In both reservoirs, production from the
core areas is superior to that from the
noncore areas. The core area located in the center of Williston Basin has been known as the most oil-prolific location in the Bakken region in North Dakota [
3,
28,
29,
30]. Since the 1950s, oil has been produced there in the thickest, naturally fractured Middle Bakken formation in the Nesson anticline. One inexpensive vertical well drilled in the core area in the 1950s has had ultimate recovery of 200 kbbl, the same as a
$10 million hydrofractured horizontal well drilled in the Middle Bakken noncore area nowadays. The noncore areas are less productive because the three Bakken formations: Upper, Middle and Lower Bakken are pinching out upward (are thinner and less mature) near the edges of the Williston basin. Consequently, the noncore areas are producing more water than oil, with watercut exceeding 50% on average.
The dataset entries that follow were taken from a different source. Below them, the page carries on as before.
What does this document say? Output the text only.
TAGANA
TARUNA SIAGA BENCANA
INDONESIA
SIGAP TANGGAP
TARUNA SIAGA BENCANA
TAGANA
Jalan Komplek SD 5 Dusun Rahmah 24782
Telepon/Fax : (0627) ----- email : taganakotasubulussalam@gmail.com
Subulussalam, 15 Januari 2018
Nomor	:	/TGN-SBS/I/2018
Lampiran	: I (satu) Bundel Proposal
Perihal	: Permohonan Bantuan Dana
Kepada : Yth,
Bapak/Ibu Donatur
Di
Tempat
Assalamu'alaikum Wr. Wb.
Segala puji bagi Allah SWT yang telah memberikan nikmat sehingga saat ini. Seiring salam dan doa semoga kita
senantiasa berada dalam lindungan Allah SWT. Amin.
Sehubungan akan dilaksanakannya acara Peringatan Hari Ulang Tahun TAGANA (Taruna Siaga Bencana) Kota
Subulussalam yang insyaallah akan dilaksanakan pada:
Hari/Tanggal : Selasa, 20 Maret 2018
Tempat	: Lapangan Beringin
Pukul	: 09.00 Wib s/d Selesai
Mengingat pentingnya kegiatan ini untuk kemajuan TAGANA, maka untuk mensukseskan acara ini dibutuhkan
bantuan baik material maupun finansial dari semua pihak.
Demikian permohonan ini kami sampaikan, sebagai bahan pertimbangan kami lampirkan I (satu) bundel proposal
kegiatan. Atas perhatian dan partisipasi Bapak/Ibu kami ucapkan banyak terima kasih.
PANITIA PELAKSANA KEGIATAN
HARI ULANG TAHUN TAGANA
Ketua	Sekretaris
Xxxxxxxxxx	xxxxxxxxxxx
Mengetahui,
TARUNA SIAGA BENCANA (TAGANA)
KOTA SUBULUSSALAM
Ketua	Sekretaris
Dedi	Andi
The newly completed wells have much higher initial oil rates than the older ones, because they have: (1) longer lateral lengths, (2) bigger hydraulic fractures and (3) more fracture stages [
22,
31,
32,
33,
34]. However, the newly completed wells decline faster and have essentially the same ultimate recovery as the older wells. The reasons for this behavior have been described elsewhere [
35]. Interestingly, in most cases, older wells completed in 2000–2012 have higher ultimate recovery than newer ones, even though their initial production rates are lower. These older wells might have been drilled in the best locations ever in the Bakken region. In addition, shorter lateral lengths and fewer fracture stages may help in maintaining a stable pressure drawdown and prevent reservoir degassing that is unfavorable for future production. For comparison, the average lateral length in 2005 was 5000 ft while the average lateral length in 2019 doubled to 10,000 ft. Historically, the number of hydrofracture stages in the Bakken has increased over time from 8 stages in 2007 [
36] to 18 stages in 2009 [
31], 35 stages in 2016 [
32] and to as many as 60 stages in 2019 [
33].
According to our records, more than 90% of the wells completed after 2017 are located in the core areas only. Operators have learned to drill only the best parts of the Williston Basin and avoid the less mature noncore areas. However, after calculating the infill potentials of all areas, we predict that by 2021 there will be no well locations left for future drilling in the core areas. Assuming a constant current drilling rate of 120 wells per month, the total field oil rate in the Bakken will reach record level of about 1.6 million bbl/d in 2021. Without further drilling, production will decline by one-half within a year. Later, operators will be forced to drill in the less productive, high watercut noncore areas along the edges of the Williston Basin. Our findings suggest that policy-makers should not assume that the shale oil boom in the Bakken will last for several decades longer. We recommend that operators not focus only on increasing the initial oil rate. Maintenance of reservoir pressure above the bubble point by preventing over-drilling is key to increasing ultimate oil recovery.